Through extensive simulation using the CCNx over NS-3 environment, the paper provides empirical evidence of the threat posed by interest flooding. Simulations on the AT&T network topology reveal that, in the absence of countermeasures, such attacks can reduce content delivery rates by up to 80%. The paper's strong numerical simulations confirm that adversaries only need to maintain a marginally higher interest generation rate than the router's capacity to satisfactorily process these requests, leading to PIT saturation.

Poseidon implements a two-phase strategy: detection and reaction. Detection leverages the monitoring of two parameters — the rate of unsatisfied interests and the PIT utilization — to identify anomalous behaviors indicative of DoS activity. The countermeasure's efficacy stems from its capability to dynamically adjust responding thresholds and utilize a collaborative push-back mechanism that propagates alerts through the network, thereby providing a distributed response to mitigate attack impacts closer to the source.

Implications and Speculations

The results demonstrated by Poseidon signify a noteworthy mitigation of interest flooding impacts, re-establishing content throughput to approximately 80% of baseline levels. This contribution is vital for the practical deployment of NDN, as it addresses a significant security challenge inherent to content-centric communication models. From a broader perspective, these findings underscore the importance of designing holistic, proactive security measures in emerging networking architectures to preclude exploitation by sophisticated DDoS techniques.

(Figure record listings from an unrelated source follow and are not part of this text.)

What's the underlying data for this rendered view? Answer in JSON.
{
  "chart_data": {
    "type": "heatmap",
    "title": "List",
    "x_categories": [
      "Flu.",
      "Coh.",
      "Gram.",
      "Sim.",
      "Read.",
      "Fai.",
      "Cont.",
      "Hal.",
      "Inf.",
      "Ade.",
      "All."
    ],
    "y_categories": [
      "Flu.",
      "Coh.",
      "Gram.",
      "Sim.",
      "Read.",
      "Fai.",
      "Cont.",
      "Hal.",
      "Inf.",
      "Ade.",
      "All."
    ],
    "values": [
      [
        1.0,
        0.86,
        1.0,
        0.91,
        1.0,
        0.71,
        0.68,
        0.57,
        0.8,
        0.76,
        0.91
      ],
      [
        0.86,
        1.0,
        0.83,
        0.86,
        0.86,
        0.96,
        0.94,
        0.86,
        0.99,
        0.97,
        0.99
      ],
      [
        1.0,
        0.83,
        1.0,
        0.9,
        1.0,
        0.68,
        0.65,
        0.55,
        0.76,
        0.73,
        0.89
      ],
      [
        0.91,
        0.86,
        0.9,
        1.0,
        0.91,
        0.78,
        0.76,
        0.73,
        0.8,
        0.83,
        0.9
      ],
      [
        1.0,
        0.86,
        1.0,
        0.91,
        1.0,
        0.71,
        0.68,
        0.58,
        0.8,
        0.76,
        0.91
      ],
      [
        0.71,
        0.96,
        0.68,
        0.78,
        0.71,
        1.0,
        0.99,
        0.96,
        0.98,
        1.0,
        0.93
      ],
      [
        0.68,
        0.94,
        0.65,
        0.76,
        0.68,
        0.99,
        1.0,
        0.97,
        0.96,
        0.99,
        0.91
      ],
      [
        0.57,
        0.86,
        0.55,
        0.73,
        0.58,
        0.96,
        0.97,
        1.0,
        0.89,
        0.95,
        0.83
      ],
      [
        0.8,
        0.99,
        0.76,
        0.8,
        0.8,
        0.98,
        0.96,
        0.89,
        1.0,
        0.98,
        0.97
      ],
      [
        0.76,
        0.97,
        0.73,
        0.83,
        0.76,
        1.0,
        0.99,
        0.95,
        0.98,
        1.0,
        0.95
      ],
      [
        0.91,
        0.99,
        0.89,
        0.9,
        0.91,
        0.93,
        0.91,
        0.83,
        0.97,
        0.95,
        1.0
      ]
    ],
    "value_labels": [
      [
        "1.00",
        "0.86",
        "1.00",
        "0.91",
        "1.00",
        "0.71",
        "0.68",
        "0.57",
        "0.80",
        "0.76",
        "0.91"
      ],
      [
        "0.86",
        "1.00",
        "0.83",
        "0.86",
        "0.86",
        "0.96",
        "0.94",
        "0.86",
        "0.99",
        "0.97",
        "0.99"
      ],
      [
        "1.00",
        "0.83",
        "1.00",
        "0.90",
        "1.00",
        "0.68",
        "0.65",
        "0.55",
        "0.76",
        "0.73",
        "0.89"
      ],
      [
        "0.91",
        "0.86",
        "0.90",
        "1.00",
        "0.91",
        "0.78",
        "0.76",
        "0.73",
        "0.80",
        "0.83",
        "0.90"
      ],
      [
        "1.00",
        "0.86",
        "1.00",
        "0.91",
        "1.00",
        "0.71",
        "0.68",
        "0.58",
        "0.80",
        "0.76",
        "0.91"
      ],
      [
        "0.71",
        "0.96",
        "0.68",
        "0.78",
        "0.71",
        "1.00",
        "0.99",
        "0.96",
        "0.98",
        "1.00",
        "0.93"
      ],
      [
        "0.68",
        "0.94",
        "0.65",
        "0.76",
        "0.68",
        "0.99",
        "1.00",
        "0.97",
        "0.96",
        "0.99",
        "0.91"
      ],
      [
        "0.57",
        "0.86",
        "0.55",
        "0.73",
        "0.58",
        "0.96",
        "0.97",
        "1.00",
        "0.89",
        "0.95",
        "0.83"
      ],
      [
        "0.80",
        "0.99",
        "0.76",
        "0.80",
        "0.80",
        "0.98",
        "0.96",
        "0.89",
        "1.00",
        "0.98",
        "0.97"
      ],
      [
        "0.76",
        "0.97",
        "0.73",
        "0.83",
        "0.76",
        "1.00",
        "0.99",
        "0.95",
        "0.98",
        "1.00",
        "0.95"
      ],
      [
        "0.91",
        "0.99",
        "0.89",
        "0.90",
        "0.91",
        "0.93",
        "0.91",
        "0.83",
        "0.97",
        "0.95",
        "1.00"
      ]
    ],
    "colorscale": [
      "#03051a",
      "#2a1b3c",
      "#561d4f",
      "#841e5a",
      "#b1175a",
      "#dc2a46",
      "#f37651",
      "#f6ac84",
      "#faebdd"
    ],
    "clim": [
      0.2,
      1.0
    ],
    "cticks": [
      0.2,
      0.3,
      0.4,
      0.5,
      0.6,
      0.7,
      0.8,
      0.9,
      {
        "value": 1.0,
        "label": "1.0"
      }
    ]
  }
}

In terms of future implications, Poseidon sets a foundational precedent for adaptive, real-time security frameworks that can dynamically react to network threats. As NDN evolves and potentially adopts hardware acceleration and more intelligent network orchestration methods, extensions of Poseidon's principles could be integrated into hardware-level security protocols, real-time analytics engines, or AI-driven anomaly detection systems within NDN ecosystems.

Conclusion

The paper makes a substantive contribution to both theoretical and practical cybersecurity in CCN and NDN architectures. By articulating a robust framework for countering a critical class of DDoS attack via interest flooding, it not only enhances the resilience of emerging network designs but also lays the groundwork for further research into distributed collaborative security solutions. As interest dynamics and NDN paradigms mature, continued refinements to frameworks like Poseidon will be essential in ensuring secure and efficient communication across next-generation networks.